Other cyber breaches in 2026 so far include: Match Group Data Breach, Stryker Cyberattack, Brightspeed Ransomware Attack, Nike Internal Data Breach, and Under Armour Data Leak
Most security teams still rely on annual questionnaires and compliance checkboxes to assess these risks. When a payment processor gets ransomware, a cloud provider suffers an outage, or a software vendor ship compromised code, the financial and operational damage cascades directly to every customer depending on that service.
The challenge comes down to three factors. First, third parties often hold privileged network access, process sensitive customer data, or run mission-critical applications on your behalf. Second, you can’t continuously monitor third-party security postures, patch cycles, or insider threats the way you monitor your own systems. Third, a breach or outage at a single widely used vendor can simultaneously affect hundreds or thousands of downstream customers—think of it as a force multiplier for attackers.
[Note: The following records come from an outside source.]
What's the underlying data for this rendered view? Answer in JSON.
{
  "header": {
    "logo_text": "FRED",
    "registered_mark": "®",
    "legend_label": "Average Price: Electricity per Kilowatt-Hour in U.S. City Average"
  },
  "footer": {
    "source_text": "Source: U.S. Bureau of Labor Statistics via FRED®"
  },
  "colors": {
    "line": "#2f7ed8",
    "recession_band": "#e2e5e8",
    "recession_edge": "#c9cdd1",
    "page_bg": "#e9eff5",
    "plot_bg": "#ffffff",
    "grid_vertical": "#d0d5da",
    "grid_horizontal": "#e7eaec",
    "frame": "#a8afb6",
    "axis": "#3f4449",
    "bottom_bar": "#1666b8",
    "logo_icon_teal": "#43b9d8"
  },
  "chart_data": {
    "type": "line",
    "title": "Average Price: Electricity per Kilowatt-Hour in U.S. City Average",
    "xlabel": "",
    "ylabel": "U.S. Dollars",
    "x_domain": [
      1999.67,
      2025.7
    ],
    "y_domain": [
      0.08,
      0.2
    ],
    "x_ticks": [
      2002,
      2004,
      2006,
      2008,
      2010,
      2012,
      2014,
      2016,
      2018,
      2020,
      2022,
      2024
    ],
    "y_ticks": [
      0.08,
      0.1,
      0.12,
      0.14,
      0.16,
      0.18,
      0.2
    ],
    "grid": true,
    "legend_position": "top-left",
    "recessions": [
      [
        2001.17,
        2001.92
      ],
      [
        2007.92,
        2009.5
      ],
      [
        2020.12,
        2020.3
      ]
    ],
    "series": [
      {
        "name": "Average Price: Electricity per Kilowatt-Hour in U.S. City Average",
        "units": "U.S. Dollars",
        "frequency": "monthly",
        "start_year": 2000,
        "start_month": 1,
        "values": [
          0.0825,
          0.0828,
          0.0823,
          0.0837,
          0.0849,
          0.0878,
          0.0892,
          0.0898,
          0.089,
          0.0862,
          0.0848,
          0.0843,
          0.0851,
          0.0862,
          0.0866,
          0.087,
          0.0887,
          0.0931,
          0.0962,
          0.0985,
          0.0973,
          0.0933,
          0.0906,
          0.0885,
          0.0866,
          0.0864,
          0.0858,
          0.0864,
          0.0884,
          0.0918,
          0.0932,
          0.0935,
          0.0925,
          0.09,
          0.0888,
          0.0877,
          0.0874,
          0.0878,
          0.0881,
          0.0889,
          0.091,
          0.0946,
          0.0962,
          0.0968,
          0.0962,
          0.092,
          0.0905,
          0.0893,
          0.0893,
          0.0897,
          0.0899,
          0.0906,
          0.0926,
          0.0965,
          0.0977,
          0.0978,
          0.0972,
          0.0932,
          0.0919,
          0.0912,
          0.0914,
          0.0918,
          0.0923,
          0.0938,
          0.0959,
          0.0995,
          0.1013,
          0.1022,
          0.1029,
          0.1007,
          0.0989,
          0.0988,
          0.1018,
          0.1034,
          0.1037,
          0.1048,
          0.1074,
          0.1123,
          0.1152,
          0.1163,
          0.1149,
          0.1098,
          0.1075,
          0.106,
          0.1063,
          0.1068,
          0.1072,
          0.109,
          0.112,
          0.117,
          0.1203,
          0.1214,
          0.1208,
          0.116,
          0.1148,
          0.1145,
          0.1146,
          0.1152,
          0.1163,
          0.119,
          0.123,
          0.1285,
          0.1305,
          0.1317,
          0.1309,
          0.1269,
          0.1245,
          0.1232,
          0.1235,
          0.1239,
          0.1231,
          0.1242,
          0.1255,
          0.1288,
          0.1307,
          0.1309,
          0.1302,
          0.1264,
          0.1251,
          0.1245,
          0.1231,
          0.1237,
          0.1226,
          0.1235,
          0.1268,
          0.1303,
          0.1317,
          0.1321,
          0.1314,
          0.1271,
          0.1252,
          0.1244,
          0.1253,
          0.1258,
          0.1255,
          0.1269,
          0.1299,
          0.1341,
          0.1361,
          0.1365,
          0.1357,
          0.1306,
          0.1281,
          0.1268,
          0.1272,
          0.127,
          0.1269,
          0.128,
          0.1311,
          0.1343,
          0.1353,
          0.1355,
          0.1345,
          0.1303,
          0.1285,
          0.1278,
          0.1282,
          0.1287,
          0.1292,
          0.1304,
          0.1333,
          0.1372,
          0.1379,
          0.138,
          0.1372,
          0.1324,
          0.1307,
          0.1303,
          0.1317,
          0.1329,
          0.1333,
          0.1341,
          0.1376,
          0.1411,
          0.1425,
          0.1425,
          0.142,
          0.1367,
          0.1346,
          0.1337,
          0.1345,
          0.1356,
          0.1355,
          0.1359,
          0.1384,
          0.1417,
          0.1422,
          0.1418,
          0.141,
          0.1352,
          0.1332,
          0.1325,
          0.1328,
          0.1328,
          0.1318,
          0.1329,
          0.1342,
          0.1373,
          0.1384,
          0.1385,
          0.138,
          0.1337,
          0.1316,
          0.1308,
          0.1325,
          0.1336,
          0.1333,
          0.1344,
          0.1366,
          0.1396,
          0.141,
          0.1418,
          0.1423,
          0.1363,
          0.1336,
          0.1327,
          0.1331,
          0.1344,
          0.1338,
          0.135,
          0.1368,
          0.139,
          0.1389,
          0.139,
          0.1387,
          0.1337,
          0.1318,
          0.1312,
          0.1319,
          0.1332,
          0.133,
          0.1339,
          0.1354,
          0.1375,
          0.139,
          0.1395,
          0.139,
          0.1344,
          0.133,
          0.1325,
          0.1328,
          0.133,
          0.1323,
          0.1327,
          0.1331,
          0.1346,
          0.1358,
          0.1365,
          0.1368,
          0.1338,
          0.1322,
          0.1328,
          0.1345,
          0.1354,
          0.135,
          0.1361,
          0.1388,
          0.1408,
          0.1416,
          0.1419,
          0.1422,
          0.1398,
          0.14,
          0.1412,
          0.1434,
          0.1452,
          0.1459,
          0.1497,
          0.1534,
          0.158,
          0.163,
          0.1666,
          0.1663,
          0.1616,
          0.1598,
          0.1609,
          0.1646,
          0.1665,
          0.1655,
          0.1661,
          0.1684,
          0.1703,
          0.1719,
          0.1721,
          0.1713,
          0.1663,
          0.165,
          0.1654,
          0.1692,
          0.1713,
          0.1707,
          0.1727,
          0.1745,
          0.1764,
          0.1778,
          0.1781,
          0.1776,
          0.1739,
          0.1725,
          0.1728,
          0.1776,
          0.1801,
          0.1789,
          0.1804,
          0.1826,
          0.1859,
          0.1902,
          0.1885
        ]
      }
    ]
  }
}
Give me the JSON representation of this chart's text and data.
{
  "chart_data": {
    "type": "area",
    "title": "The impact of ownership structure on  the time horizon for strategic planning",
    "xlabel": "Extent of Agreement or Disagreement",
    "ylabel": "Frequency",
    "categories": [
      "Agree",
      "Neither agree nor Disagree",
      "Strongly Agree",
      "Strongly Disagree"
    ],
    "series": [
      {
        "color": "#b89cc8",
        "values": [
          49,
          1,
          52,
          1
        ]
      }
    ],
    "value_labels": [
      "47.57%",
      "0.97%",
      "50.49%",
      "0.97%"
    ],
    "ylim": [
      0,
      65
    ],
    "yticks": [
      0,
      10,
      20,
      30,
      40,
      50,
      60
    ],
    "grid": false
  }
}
Some of the vulnerabilities that leave 3rd parties vulnerable include:
Software Supply Chain Vulnerabilities
Widespread Vendor Patching Gaps
Sub-Processor Data Breaches
Critical Service Provider Downtime
Financial Instability at Key Vendors
Embedded Fourth-Party Exposure
Credential Misuse By Outsourced Teams
Compliance Failures By Global Contractors
Cybersecurity Training Matters More Than Ever. Insider threats are still the biggest vulnerability, and with the emergence of AI, the vulnerabilities will only increase, and hackers will become more sophisticated. The companies best prepared for cyber threats invest in training across multiple levels. Most were preventable. Some cyber challenges include. Untrained employees, Misconfigured systems, Weak security processes, Skills gaps in IT and security teams
Reputational damage is the biggest challenge of all. It takes time to build trust, and yet it only takes a second to lose it.